Le 11 mars 2011, lorsque je suis revenue dans ma maison des
champs, j'ai découvert que des cambrioleurs avaient emporté
deux grandes malles contenant tout mon passé : plusieurs
décennies de journaux intimes, vingt ans de carnets de travail,
toutes mes photos et ma correspondance. En somme, je venais
de perdre la totalité de ma mémoire. Étrange deuil à traverser :
j'étais celle qui avait perdu son bien le plus précieux et, en même
temps, ce qui était perdu était... moi-même.

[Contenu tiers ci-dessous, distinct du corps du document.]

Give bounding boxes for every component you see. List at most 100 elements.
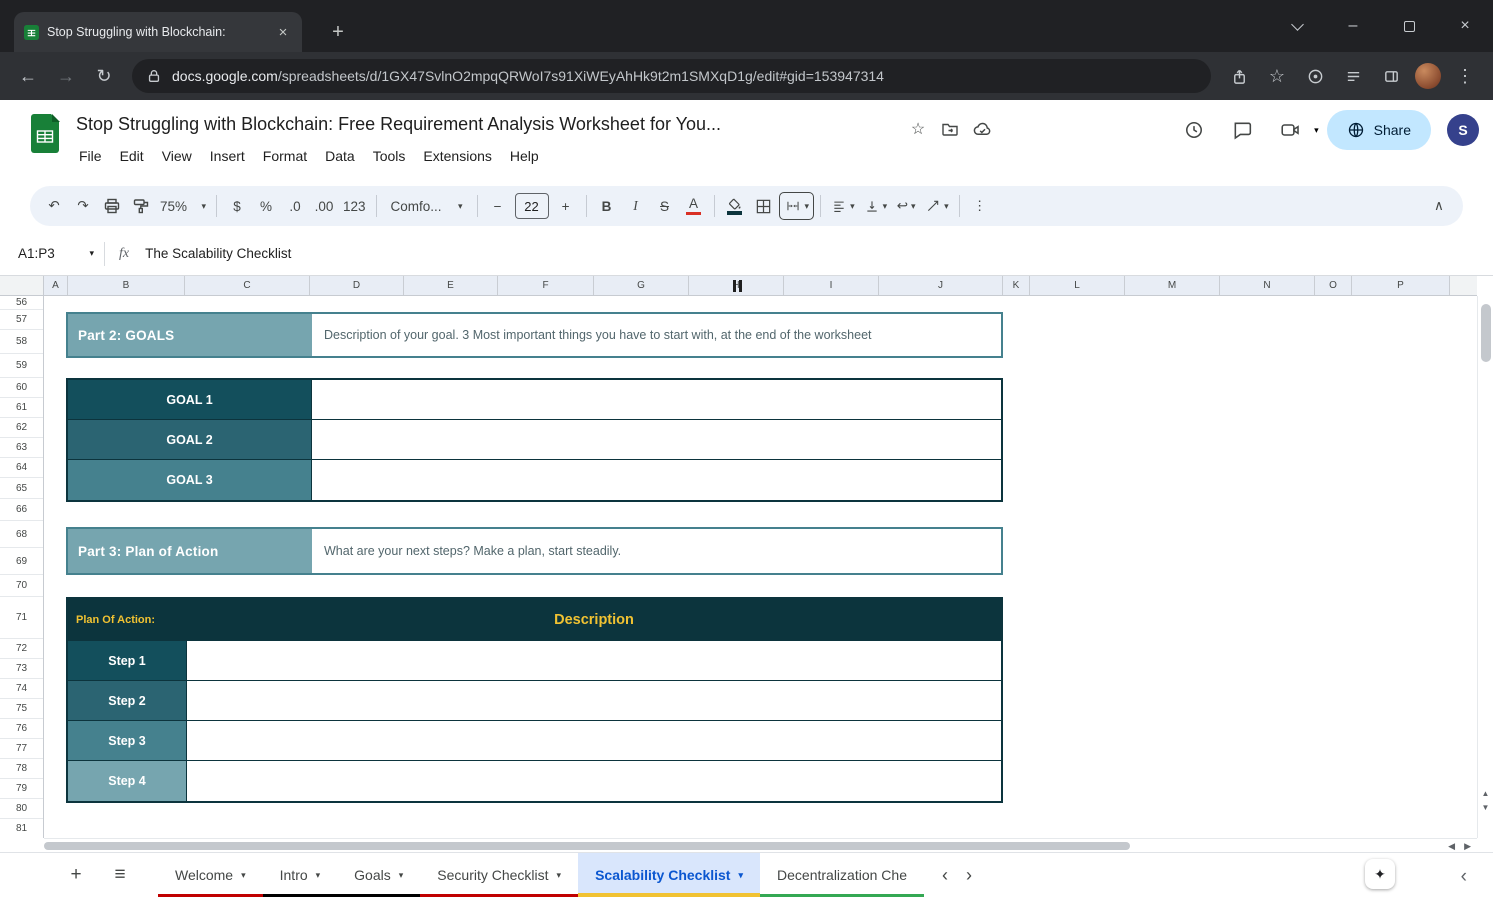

Face à dépouillement si radical, le soir de ma découverte j'ai
commencé à tenir le journal de ma perte pour essayer de
l'assimiler. Qu'est-ce donc que la mémoire ? Et l'oubli ? Pourquoi
être si attachée à des journaux intimes ? De quoi la disparition
des lettres d'amour me privait-elle ? Qu'est-ce que le présent ?
Chaque fois la réponse tenait à la nature de cette sorte d'écrits :
liés au vivant, à l'individu, au singulier, ils sont comme la chair
du temps, périssables et pour cela même infiniment précieux.
Il fallait résister à la mélancolie. Je lui ai opposé le désir du livre.